Reputation: 486
I'm busing to build a simple RESTful webservice for my thesis, maybe this is a dome quetion but I just want to know, do you really need an interface (WADL or WSDL) to create clients? Likely by SOAP webservice! Thanks
Upvotes: 1
Views: 1104
Reputation: 122649
In the REST model, the "interface" will be the hypermedia (see http://roy.gbiv.com/untangled/2008/rest-apis-must-be-hypertext-driven).
For example, on a web site, the interface will be the web-page (HTML) itself.
WADL is an attempt to provide something similar for machine consumption. There could also be other forms of interfaces: XForms, RDF (and RDF forms). In some cases, SOAP may also arguably be suitable (e.g. combined with WSRF).
Upvotes: 0
Reputation: 922
SOAP: Yes. REST: No. You can always use something like RestSharp to consume them.

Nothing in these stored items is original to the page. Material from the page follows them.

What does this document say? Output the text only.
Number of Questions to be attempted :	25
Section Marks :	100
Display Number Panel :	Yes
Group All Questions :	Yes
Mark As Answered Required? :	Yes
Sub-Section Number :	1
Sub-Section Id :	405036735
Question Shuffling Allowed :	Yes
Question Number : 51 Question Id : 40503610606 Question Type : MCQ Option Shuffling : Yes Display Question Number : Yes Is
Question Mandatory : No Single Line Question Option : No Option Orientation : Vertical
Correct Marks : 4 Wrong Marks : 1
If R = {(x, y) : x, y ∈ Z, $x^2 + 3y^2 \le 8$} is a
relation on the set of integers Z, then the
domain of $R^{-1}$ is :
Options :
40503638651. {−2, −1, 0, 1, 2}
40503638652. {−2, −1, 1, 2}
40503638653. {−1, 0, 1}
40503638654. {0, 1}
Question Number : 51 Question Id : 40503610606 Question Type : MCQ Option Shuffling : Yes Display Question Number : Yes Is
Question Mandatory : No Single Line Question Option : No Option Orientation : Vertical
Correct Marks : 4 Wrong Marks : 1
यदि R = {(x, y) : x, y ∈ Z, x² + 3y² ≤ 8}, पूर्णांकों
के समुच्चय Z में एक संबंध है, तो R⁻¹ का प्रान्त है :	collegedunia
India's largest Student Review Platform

To use SOAP your client needs to understand SOAP and what objects it's receiving via SOAP so WSDL is required.
Upvotes: 0
Reputation: 87228
No, you don't. Even with SOAP you don't really need an interface - you can just ship a "client SDK" which knows how to talk to your service, but there are a few standards (WSDL and MEX) for declaring an interface in SOAP.
With REST services, since WADL isn't widely adopted, the most common scenario is that you'd present the users of your service with a human-readable set of examples of how to use your service.
Upvotes: 1
Reputation: 359786
A SOAP web service is typically not RESTful. If you're providing a SOAP API: yes, you need to provide a WSDL file. This enables consumers of the web service to generate consumer code from the WSDL.
Whether or not WADL is really needed for a RESTful service is less clear-cut:
You do need to document the service in some way if anyone is going to be able to use it. Personally, I think there are better ways to document a RESTful API than WADL.